Australian politicians propose same sex marriage law
CANBERRA, Australia -- Australia's political opposition hopes to harness momentum from the Irish gay marriage referendum after it proposed a law Monday that would recognize same-sex marriages, something the country's conservative prime minister is against.
Center-left Labor Party leader Bill Shorten became the first leader of a major Australian political party to back a bill to overturn a national ban on same-sex marriage.
Gay rights advocates fear that government lawmakers will be reluctant to support the bill as such a law would be seen as a political victory for Shorten over Prime Minister Tony Abbott, a former Roman Catholic seminarian and a staunch opponent of marriage equality.
Shorten told Parliament the law would not compel religious clerics to officiate at same-sex marriages. He called on Abbott to allow lawmakers in his ruling Liberal Party a free vote, rather than require them to back the party's line in opposing marriage equality.
"Our laws should be a mirror reflecting our great and generous country and our free, inclusive society," Shorten said on introducing the bill.
Shorten's deputy Tanya Plebersek seconded the bill, after no government lawmaker took up the offer to perform that official function as a gesture of bipartisanship support.

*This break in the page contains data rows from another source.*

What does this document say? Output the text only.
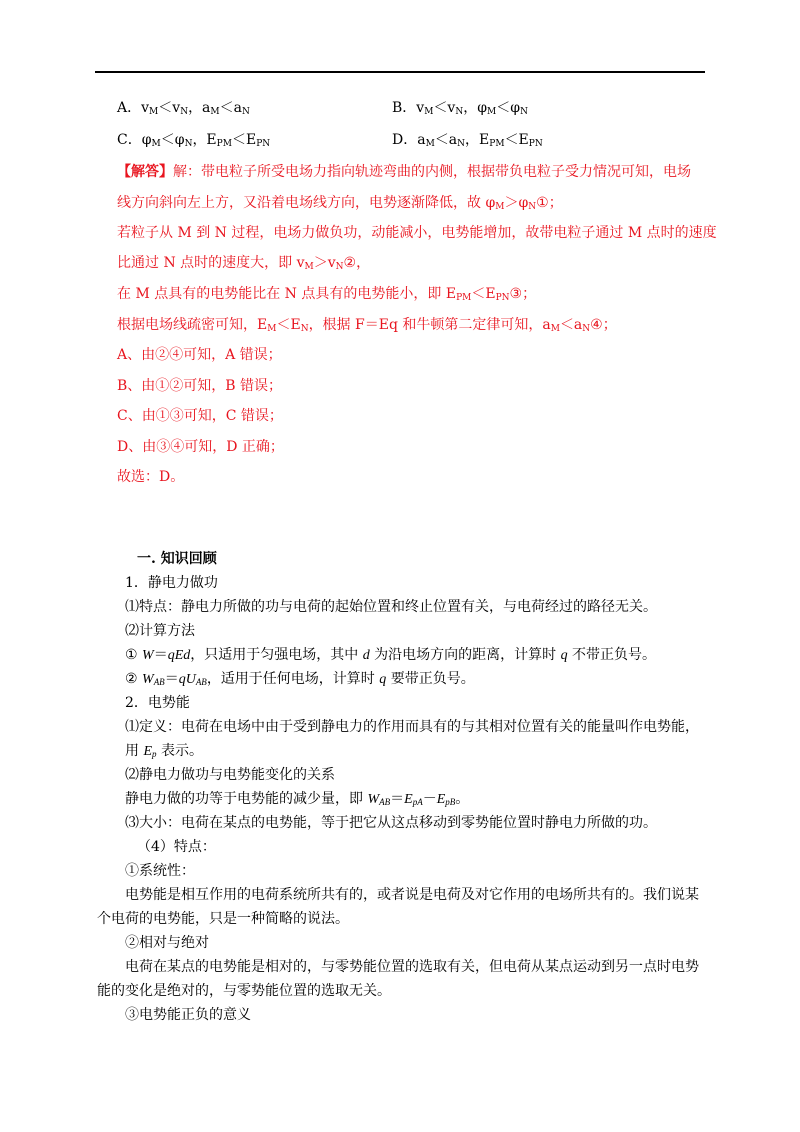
A．$v_M<v_N$，$a_M<a_N$	B．$v_M<v_N$，$\varphi_M<\varphi_N$
C．$\varphi_M<\varphi_N$，$E_{PM}<E_{PN}$	D．$a_M<a_N$，$E_{PM}<E_{PN}$
【解答】解：带电粒子所受电场力指向轨迹弯曲的内侧，根据带负电粒子受力情况可知，电场
线方向斜向左上方，又沿着电场线方向，电势逐渐降低，故 $\varphi_M>\varphi_N①$；
若粒子从 M 到 N 过程，电场力做负功，动能减小，电势能增加，故带电粒子通过 M 点时的速度
比通过 N 点时的速度大，即 $v_M>v_N②$，
在 M 点具有的电势能比在 N 点具有的电势能小，即 $E_{PM}<E_{PN}③$；
根据电场线疏密可知，$E_M<E_N$，根据 F＝Eq 和牛顿第二定律可知，$a_M<a_N④$；
A、由②④可知，A 错误；
B、由①②可知，B 错误；
C、由①③可知，C 错误；
D、由③④可知，D 正确；
故选：D。
一. 知识回顾
1．静电力做功
⑴特点：静电力所做的功与电荷的起始位置和终止位置有关，与电荷经过的路径无关。
⑵计算方法
① W＝qEd，只适用于匀强电场，其中 d 为沿电场方向的距离，计算时 q 不带正负号。
② $W_{AB}=qU_{AB}$，适用于任何电场，计算时 q 要带正负号。
2．电势能
⑴定义：电荷在电场中由于受到静电力的作用而具有的与其相对位置有关的能量叫作电势能，
用 $E_p$ 表示。
⑵静电力做功与电势能变化的关系
静电力做的功等于电势能的减少量，即 $W_{AB}=E_{pA}-E_{pB}$。
⑶大小：电荷在某点的电势能，等于把它从这点移动到零势能位置时静电力所做的功。
（4）特点：
①系统性：
电势能是相互作用的电荷系统所共有的，或者说是电荷及对它作用的电场所共有的。我们说某
个电荷的电势能，只是一种简略的说法。
②相对与绝对
电荷在某点的电势能是相对的，与零势能位置的选取有关，但电荷从某点运动到另一点时电势
能的变化是绝对的，与零势能位置的选取无关。
③电势能正负的意义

Abbott said his government was focused on Australia's economic and national security rather than marriage law reform.
"Let's see where the community debate goes. ... There's a range of views on both sides of the issue," Abbott told reporters shortly before Shorten introduced his legislation.
There is no timetable set for a vote, but Labor hopes it will happen this year.
Labor Senate leader Penny Wong, who is in a lesbian relationship, said that the recent referendum in which 62 percent of Irish voters called for their constitution to be changed to allow same-sex marriage was an important trigger for a similar debate in Australia.
Opinion polls show that most Australians support same-sex marriage. Gay rights advocates say Australia is now the only English-speaking developed country to ban same-sex marriage after the Irish vote.
In 2004, the Parliament changed the Marriage Act with the unanimous support of the ruling conservative coalition and Labor to make it clear that only a man and a woman could marry.
But Labor has since changed its stance.
A draft law to allow same-sex marriage proposed by a junior Labor lawmaker in 2012 while Labor was in government was soundly rejected by the House of Representatives, 98 votes to 42.
Abbott was then opposition leader and the then Prime Minister Julia Gillard was gay marriage opponent.
Labor lawmakers were allowed to vote according to their consciences, while Liberal lawmakers were required to oppose marriage equality.
Abbott says the party has yet to decide whether his party's lawmakers would he allowed a free vote when the issue next comes up in Parliament.
Analysts say that since Abbott's authority was weakened by a leadership challenge from within his party in February, he may be unlikely to anger marriage equality advocates within government ranks by denying them a free vote.
Even with all lawmakers allowed a free vote, gay rights advocates say the result would be close.